Their early successes included Vladimir Nabokov's Lolita, Isaiah Berlin's The Hedgehog and the Fox and James Watson's The Double Helix.
Lord Weidenfeld emigrated to London after fleeing the Nazis in Austria and later became a British citizen.
Having arrived in Britain with only a rudimentary knowledge of English, George Weidenfeld became one of the country's leading social and intellectual figures.
He joined the BBC World Service as a wartime political commentator, working there from 1939 - 1946.
Weidenfeld & Nicolson became part of Orion Publishing Group in 1992, which became part of Hachette UK.
Up until his death, he remained actively involved in his company and often visited its offices, and was said by the company to have taken "great delight in the celebrations when Weidenfeld & Nicolson was announced as imprint of the year at the Bookseller Awards in 2015".
Tim Hely Hutchinson, chief executive of Hachette UK said: "I first met George Weidenfeld in the 1980s and came to know him well and admire him enormously since that time.
"He was a brilliant publisher, a driving force in the careers of the many distinguished authors he published, taking a delight in ideas, and applying his boundless energy to the issues of the day.
"We will miss his wise counsel, his generosity, his brilliant publishing instinct and his great insight but there is consolation in the fact that he lived a long, wonderful and constructive life."
Weidenfeld & Nicolson publisher Alan Samson said: "I shall miss George more than I can say. Not only his publishing genius, but his kindness, his boundless curiosity and passion for books.
"He was an inspiration to so many of us. I first met George when I was a 21-year-old trainee at Weidenfeld & Nicolson's offices in Clapham and he continued to be the most wonderful mentor to the end."
Culture minister Ed Vaizey wrote on Twitter: "Very sad to hear about the death of George Weidenfeld, an absolutely extraordinary and remarkable man who did so much good in the world."

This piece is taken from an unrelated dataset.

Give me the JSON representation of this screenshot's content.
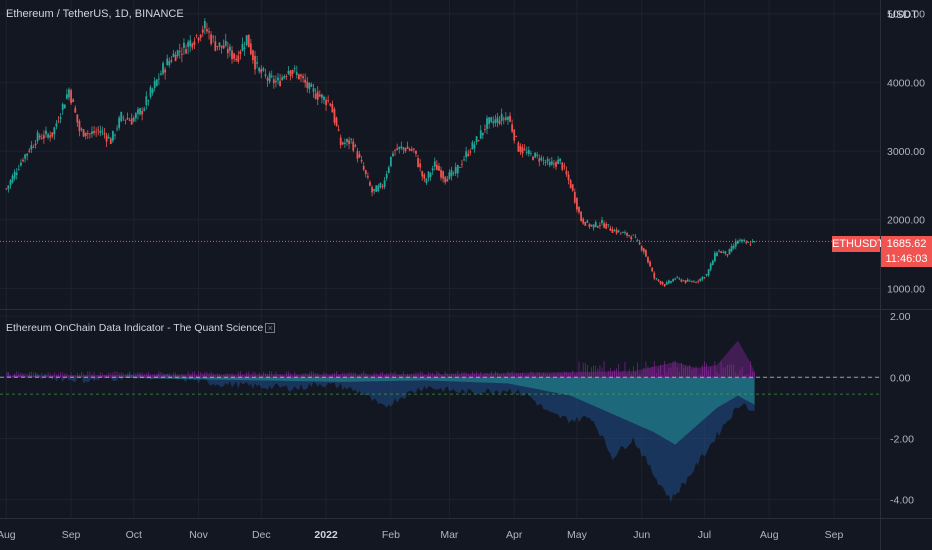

Weidenfeld & Nicolson published the memoirs of a host of world leaders, including Charles de Gaulle and Lyndon Johnson, and Pope John Paul II.
'Unique and powerful'
Lord Weidenfeld recently set up a scheme, Operation Safe Havens, to help Syrian Christians fleeing violence in the Middle East.
He told BBC Hard Talk last October that he had done so partly to repay a debt of gratitude to the British family who took him in as a teenager.
"I feel very grateful to Christians who saved my life when I had to leave Nazi Austria as a 19-year-old, and a family of evangelical Christians took me in as a son," he said.
He said he felt "inadequate help" was being given to those fleeing so-called Islamic State and had said to himself: "I must do something about it".
Chief Rabbi Pinchas Goldschmidt, President of the Conference of European Rabbis, said: 'Lord Weidenfeld was a man who epitomised community service and leadership whilst his perception of the new challenges facing Europe was both unique and powerful.
"One of Lord Weidenfeld's last acts, rescuing Christian families from Syria and Iraq and resettling them elsewhere exemplifies the legacy of a man we should all endeavour to replicate."